Masters Thesis

The Effects of Negative Mood Regulation Expectancies and Perceived Stress Levels on the Relationship between Stressful Life Events and Depressive Symptoms

Previous research has found a consistent association between stressful life events and depressive symptoms. However, it is not well understood why some individuals are more vulnerable to depressive symptoms following a stressful life event than others. The present study addressed this gap through the examination of negative mood regulation expectancies and perceived stress levels as potential moderators of this relationship. One hundred and thirty-five students at California State University, Fullerton completed self-report questionnaires assessing a history of stressful life events, negative mood regulation expectancies, perceived stress levels, and depressive symptoms. The main effect of stressful life events on depression, as well as moderating effects of negative mood regulation expectancies and perceived stress levels, were tested through hierarchical multiple regression.

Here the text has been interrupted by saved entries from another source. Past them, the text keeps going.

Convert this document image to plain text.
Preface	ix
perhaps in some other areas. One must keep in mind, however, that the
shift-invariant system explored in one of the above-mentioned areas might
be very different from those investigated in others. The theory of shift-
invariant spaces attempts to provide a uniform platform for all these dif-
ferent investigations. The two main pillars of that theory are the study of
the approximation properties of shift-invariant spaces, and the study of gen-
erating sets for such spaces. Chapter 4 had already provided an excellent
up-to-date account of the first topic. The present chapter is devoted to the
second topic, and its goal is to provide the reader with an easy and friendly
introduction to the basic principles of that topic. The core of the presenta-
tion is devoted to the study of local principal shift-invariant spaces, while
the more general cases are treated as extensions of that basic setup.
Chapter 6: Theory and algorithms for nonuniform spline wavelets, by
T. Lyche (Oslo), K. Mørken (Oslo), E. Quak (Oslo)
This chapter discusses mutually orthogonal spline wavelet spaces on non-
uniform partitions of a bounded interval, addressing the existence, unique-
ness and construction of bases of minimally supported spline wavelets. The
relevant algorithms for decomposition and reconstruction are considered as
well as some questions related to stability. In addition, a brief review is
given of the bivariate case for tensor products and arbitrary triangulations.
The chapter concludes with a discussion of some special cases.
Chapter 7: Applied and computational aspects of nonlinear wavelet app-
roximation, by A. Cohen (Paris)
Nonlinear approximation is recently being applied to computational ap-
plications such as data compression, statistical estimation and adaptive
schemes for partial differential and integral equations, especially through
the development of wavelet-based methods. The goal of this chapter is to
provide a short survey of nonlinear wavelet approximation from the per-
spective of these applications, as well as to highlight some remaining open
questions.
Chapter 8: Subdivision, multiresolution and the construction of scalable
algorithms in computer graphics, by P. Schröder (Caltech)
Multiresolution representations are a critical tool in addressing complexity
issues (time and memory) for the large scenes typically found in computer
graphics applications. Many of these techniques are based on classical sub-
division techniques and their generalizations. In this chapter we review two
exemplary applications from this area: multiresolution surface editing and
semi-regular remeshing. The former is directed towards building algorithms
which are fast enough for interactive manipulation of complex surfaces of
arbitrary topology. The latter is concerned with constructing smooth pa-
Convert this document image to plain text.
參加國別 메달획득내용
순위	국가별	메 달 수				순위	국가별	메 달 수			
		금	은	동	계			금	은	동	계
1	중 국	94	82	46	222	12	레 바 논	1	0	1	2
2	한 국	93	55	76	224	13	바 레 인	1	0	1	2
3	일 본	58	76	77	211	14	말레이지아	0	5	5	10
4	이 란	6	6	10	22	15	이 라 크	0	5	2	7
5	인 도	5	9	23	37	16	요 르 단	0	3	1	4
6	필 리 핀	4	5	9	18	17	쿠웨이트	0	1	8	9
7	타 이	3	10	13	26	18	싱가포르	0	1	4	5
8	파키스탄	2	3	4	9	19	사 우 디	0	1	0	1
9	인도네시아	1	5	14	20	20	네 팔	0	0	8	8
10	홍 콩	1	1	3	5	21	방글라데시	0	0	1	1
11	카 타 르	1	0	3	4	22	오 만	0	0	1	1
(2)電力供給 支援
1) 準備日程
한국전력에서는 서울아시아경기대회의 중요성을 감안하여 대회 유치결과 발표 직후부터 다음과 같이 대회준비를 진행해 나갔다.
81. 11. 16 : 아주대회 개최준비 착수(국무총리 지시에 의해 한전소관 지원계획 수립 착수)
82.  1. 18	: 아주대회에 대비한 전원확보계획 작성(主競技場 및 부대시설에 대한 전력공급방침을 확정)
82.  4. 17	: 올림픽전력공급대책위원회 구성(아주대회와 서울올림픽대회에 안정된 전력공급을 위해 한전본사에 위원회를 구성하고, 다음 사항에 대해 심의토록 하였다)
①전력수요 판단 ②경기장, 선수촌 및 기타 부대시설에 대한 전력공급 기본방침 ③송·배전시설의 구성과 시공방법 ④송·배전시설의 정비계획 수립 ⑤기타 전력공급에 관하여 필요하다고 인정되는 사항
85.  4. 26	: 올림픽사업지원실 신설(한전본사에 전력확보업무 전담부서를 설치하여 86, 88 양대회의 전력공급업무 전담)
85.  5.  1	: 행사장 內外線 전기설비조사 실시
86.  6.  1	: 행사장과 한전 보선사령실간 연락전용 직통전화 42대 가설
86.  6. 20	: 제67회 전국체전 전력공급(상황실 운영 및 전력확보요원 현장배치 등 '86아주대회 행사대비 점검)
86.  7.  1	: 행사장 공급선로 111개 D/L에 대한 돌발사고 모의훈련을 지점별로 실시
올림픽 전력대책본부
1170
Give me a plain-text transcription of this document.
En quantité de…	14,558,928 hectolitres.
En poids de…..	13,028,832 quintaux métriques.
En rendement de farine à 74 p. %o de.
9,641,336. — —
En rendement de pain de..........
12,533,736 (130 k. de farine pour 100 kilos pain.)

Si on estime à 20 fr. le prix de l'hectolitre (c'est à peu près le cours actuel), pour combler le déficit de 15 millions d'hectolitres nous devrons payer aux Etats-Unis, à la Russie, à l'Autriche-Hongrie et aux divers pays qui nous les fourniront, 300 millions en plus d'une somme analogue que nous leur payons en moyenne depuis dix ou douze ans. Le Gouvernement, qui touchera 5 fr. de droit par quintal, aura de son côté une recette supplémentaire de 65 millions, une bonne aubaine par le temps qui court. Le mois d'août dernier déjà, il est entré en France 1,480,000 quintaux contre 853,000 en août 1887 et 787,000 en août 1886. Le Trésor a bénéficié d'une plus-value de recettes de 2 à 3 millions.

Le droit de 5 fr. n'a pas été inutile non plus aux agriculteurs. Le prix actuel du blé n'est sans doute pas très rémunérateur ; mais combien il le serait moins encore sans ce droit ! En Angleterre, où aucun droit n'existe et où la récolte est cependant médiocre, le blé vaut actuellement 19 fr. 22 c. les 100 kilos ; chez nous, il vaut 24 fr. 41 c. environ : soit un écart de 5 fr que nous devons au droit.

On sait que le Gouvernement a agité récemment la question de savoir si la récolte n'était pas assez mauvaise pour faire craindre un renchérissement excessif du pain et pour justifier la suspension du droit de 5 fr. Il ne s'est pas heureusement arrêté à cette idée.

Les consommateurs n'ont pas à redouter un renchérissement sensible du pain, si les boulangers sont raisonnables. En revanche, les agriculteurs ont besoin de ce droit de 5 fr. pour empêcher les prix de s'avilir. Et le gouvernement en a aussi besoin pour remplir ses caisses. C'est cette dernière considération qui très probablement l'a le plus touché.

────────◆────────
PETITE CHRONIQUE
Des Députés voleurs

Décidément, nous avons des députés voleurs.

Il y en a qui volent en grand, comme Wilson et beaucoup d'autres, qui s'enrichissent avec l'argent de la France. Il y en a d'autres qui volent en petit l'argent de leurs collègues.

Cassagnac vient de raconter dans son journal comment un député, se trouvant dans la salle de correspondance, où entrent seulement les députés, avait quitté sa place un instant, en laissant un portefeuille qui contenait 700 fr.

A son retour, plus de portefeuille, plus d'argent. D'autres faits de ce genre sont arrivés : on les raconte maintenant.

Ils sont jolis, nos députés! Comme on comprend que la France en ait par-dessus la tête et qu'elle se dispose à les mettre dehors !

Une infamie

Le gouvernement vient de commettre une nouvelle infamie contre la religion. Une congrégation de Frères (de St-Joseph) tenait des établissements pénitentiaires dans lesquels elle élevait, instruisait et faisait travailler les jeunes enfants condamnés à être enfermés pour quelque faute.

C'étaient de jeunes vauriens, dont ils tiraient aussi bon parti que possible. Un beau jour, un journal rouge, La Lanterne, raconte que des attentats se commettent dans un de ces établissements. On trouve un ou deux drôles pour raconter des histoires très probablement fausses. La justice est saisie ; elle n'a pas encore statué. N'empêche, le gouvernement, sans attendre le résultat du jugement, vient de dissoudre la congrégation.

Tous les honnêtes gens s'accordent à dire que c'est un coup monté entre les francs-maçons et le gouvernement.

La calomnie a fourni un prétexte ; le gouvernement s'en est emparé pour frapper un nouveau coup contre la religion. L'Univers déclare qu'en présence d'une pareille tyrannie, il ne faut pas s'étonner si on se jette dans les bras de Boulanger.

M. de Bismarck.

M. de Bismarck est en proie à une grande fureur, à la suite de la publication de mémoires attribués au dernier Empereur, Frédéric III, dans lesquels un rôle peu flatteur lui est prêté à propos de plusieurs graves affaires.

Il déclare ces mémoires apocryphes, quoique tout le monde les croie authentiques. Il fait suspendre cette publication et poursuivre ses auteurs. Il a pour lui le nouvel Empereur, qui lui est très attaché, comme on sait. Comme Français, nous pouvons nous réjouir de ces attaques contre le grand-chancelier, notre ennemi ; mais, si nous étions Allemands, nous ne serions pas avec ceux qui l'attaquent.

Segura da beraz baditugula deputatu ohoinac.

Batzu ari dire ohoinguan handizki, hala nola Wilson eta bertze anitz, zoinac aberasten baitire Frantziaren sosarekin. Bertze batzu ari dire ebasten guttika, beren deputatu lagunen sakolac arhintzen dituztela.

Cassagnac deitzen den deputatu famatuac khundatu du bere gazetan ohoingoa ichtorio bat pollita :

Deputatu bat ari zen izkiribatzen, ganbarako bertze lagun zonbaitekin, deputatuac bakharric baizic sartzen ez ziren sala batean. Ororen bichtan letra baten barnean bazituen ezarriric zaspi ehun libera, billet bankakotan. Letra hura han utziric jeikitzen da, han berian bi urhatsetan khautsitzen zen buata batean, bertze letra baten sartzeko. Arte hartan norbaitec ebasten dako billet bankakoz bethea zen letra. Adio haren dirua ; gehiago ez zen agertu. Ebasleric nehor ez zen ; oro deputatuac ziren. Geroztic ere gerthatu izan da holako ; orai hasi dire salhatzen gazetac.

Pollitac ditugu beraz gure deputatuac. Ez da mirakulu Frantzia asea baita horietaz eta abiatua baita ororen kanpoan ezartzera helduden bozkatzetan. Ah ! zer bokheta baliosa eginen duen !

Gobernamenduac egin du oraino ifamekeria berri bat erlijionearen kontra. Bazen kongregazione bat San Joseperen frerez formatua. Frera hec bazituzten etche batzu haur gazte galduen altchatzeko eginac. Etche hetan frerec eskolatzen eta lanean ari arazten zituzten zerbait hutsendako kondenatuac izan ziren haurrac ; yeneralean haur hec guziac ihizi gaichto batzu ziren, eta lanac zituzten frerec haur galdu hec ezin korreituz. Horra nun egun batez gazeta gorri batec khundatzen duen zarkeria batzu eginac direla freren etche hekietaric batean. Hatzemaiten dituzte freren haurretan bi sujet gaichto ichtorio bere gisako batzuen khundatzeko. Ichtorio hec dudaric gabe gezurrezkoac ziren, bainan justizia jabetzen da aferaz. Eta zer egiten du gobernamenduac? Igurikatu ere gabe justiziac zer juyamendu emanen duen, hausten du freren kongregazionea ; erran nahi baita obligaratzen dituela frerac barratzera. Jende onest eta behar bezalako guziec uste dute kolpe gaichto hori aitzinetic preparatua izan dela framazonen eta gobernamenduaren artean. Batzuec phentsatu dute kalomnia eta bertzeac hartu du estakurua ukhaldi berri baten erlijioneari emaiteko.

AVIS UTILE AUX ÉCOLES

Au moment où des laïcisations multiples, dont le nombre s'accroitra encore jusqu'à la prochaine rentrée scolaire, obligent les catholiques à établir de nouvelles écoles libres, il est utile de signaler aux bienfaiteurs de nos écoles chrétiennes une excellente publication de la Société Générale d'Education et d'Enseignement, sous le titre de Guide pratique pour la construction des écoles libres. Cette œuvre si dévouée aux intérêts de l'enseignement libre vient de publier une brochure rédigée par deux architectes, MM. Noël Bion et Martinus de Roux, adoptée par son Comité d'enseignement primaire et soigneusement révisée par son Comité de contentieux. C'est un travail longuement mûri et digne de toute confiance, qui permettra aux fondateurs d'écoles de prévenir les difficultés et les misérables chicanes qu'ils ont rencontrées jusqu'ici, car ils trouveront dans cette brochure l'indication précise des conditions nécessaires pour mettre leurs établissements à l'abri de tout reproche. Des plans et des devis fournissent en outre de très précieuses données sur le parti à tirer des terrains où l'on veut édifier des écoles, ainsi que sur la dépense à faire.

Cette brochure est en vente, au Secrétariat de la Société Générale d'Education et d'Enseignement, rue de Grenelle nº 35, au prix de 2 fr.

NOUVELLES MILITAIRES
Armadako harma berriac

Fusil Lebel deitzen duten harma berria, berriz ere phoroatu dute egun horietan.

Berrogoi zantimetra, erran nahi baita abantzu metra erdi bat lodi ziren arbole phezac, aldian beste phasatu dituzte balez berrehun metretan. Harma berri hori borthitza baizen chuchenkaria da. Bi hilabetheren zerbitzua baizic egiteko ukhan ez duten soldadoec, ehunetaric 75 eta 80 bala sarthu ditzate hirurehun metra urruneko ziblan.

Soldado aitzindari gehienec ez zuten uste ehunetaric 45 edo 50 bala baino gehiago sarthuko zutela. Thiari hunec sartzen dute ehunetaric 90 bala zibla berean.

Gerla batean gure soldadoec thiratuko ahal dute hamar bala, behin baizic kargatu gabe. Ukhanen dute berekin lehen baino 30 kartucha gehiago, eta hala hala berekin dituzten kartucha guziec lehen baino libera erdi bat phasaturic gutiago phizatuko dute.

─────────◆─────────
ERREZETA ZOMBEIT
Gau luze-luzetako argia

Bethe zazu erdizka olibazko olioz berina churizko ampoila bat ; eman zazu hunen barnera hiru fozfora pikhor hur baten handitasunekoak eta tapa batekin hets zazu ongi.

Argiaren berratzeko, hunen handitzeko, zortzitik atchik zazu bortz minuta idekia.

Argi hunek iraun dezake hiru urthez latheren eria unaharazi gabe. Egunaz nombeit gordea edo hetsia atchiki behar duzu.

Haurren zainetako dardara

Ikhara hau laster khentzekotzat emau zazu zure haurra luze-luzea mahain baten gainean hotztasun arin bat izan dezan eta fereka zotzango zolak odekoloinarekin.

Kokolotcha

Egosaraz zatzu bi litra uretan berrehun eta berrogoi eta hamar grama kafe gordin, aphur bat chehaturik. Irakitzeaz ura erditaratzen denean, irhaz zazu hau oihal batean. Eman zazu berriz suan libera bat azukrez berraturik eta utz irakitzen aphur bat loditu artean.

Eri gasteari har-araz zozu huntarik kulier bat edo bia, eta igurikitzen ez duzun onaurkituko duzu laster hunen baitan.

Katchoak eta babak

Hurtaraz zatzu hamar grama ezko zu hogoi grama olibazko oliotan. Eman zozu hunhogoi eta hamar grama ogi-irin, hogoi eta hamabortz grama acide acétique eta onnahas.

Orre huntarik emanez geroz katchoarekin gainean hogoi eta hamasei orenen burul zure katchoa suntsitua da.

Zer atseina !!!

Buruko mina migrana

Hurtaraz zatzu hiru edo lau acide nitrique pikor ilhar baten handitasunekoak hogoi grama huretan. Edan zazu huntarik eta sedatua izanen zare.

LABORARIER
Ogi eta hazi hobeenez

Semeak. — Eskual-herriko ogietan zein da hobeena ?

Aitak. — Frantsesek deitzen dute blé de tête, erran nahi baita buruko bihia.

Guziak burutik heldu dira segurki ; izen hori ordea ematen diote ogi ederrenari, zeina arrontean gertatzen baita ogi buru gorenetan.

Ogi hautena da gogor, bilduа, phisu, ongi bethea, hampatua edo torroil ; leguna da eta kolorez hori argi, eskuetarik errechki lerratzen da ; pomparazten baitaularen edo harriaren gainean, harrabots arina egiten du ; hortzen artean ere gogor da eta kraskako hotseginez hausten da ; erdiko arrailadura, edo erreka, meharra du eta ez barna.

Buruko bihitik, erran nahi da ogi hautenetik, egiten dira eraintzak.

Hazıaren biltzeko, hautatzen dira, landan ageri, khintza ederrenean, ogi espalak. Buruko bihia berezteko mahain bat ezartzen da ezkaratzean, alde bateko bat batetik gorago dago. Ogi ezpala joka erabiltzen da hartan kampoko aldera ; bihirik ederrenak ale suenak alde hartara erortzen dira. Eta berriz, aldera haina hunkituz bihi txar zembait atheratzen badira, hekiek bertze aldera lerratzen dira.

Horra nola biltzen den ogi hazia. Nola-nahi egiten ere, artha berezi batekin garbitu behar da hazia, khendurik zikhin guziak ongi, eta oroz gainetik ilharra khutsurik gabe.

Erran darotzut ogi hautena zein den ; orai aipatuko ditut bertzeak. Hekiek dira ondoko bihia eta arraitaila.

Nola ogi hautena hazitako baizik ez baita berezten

Controlling for the effect of age, stressful life events were not significantly associated with depressive symptoms, though their effects approached significance. Further, also controlling for the effect of age, negative mood regulation expectancies and perceived stress levels did not moderate the relationship trend between stressful life events and depressive symptoms. However, negative mood regulation expectancies and perceived stress levels directly predicted depressive symptoms. The findings from this study suggest that, regardless of stressful life event histories, targeting levels of negative mood regulation expectancies and perceived stress may be important in clinical interventions for college students with depression.